Die Narretei feiert fröhliche Urständ. Von Stuttgart bis nach Balingen spannt sich der Bogen von Brauchtum und Ämtersturm.

Wie jedes Jahr hatte Winfried Kretschmann die Narren schon einen Tag vor dem Schmotziga zum Empfang ins Neue Schloss eingeladen. Die Hästräger folgten der Einladung in großer Zahl.

Eine Krone für Kretsch und ein Stempel für den Landrat

© Uwe Stolz

Ministerpräsident Winfried Kretschmann mischt sich gerne unters Volk. Doch so nah kommt man dem Landesvater und seiner Ehefrau Gerlinde nicht alle Tage. Die Stettener Böcke jedenfalls hatten ihre helle Freude am Empfang im Neuen Schloss in Stuttgart.

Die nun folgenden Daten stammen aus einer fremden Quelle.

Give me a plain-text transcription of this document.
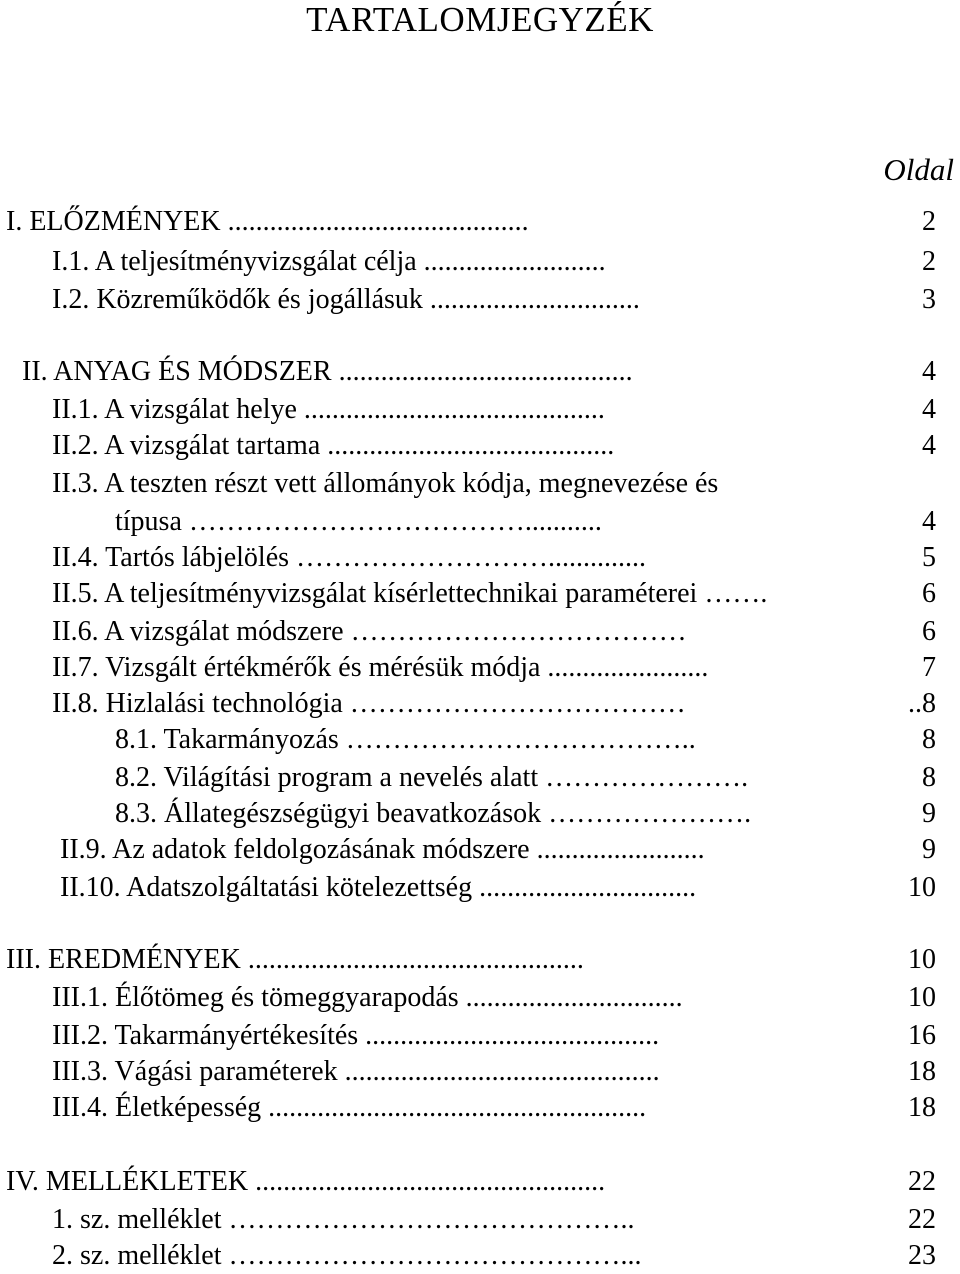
TARTALOMJEGYZÉK
Oldal
I. ELŐZMÉNYEK ...........................................	2
I.1. A teljesítményvizsgálat célja ..........................	2
I.2. Közreműködők és jogállásuk ..............................	3
II. ANYAG ÉS MÓDSZER ..........................................	4
II.1. A vizsgálat helye ...........................................	4
II.2. A vizsgálat tartama .........................................	4
II.3. A teszten részt vett állományok kódja, megnevezése és
típusa ………………………………...........	4
II.4. Tartós lábjelölés ………………………..............	5
II.5. A teljesítményvizsgálat kísérlettechnikai paraméterei …….	6
II.6. A vizsgálat módszere ………………………………	6
II.7. Vizsgált értékmérők és mérésük módja .......................	7
II.8. Hizlalási technológia ………………………………	..8
8.1. Takarmányozás ………………………………..	8
8.2. Világítási program a nevelés alatt ………………….	8
8.3. Állategészségügyi beavatkozások ………………….	9
II.9. Az adatok feldolgozásának módszere ........................	9
II.10. Adatszolgáltatási kötelezettség ...............................	10
III. EREDMÉNYEK ................................................	10
III.1. Élőtömeg és tömeggyarapodás ...............................	10
III.2. Takarmányértékesítés ..........................................	16
III.3. Vágási paraméterek .............................................	18
III.4. Életképesség ......................................................	18
IV. MELLÉKLETEK ..................................................	22
1. sz. melléklet ……………………………………..	22
2. sz. melléklet ……………………………………...	23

Neben dem Narrenfreundschaftsring Schwarzwald-Baar-Heuberg waren auch Gruppen aus der Vereinigung schwäbisch-alemannischer Narrenzünfte (VSAN) mit dabei, darunter die Bockzunft aus Stetten a.k.M. Präsident Roland Wehrle hielt die Rede vor dem Neuen Schloss in Stuttgart und rügte den Ministerpräsidenten, da er zum Ritter in Aachen geschlagen wurde. Die Narren aus dem Süden adelten ihren Ministerpräsidenten auf andere Weise. Sie erhoben ihn zum König und zeigten dies durch eine Krone und eine rote Robe.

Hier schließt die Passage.